A heavy tax burden on workers. The amount of benefits paid annually is more than 4,000 times what it was in 1941. To pay for these soaring benefits, the tax rate has been increased 22 times, taking it from 2% to 12.4%.
The new workforce. Many economists see healthy people ages 65 to 75 as the nation's biggest untapped resource. Currently, 12% of those older than 65 are in the workforce. If that number rose to just 25%, about 4 million jobs would be added to the economy, producing $360 billion a year in economic output.

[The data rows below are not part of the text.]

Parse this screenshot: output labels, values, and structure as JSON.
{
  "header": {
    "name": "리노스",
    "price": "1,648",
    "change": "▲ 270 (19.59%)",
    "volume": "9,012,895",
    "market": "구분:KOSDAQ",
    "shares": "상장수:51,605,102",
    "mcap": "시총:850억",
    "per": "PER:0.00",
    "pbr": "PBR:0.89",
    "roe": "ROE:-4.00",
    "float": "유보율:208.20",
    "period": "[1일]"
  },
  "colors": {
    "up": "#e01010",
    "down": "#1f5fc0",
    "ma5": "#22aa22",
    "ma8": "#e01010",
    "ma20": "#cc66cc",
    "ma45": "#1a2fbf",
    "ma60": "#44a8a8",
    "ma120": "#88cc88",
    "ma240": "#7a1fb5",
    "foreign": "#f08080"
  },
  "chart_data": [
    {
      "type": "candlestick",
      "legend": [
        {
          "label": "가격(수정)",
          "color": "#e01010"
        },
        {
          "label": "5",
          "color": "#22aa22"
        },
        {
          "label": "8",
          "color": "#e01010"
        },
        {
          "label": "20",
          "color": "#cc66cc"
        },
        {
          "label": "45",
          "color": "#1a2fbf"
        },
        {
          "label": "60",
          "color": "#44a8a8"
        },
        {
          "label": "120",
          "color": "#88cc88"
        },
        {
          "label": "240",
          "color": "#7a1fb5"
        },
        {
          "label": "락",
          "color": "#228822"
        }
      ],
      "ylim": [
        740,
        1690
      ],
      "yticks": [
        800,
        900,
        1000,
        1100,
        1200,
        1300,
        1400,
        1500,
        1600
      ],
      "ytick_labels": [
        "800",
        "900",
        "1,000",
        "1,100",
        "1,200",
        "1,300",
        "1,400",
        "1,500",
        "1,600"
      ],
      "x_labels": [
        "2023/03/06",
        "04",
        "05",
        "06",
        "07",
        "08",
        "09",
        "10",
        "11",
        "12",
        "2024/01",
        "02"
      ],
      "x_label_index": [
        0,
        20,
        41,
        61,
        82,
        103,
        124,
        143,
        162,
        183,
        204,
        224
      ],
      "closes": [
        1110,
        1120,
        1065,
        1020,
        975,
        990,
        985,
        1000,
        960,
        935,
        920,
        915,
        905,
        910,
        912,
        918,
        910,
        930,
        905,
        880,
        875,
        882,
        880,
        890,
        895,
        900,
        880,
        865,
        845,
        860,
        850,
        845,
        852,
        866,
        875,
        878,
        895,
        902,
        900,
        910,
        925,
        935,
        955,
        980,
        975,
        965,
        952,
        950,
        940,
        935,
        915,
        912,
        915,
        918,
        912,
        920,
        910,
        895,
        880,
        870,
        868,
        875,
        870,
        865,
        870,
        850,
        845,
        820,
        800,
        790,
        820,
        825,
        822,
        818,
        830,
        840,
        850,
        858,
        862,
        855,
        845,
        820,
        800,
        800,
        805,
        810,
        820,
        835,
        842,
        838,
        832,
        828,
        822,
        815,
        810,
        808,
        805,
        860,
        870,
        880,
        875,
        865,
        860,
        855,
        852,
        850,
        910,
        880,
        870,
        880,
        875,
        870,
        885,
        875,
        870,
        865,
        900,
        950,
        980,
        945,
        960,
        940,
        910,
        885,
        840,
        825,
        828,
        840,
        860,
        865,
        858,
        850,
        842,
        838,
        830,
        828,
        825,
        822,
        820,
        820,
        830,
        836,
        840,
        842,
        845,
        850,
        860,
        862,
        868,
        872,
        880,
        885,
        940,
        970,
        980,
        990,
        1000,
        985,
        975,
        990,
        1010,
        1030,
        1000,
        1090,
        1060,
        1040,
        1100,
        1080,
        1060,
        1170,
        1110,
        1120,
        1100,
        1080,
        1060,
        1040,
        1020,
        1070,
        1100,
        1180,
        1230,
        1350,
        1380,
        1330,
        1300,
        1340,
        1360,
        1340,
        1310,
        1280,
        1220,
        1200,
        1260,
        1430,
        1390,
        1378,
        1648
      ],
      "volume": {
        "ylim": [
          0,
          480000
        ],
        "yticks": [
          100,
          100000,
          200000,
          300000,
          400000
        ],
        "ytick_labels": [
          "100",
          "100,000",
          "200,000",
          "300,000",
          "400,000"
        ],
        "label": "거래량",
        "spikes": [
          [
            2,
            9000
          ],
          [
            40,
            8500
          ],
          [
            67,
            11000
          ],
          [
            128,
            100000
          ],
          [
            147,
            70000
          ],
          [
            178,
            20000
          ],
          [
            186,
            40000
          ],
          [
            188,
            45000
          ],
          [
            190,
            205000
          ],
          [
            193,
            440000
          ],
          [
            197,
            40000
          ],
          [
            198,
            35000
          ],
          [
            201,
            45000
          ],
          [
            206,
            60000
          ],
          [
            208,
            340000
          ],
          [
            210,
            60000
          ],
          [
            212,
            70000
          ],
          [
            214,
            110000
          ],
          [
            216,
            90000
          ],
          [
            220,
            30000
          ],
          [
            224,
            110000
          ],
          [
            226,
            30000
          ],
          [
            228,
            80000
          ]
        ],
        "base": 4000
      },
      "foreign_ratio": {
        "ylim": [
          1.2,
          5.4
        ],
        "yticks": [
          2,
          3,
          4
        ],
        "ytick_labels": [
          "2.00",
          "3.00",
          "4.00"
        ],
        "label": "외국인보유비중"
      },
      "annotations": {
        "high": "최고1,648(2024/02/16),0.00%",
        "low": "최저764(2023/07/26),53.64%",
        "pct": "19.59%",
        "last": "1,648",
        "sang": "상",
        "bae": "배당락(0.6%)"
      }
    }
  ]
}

Look at point #2: benefits have risen sharply over the years and payroll taxes have skyrocketed to keep pace. From Rome to modern day, history has proven time and again that when the tax rate becomes too burdensome on the populace, widespread tax evasion follows. To meet the level of promised benefits, it’s been estimated that payroll taxes will have to rise to 18%. Will younger Americans meet this burden when they have no guarantee the system will be around for them in the future? Unlikely.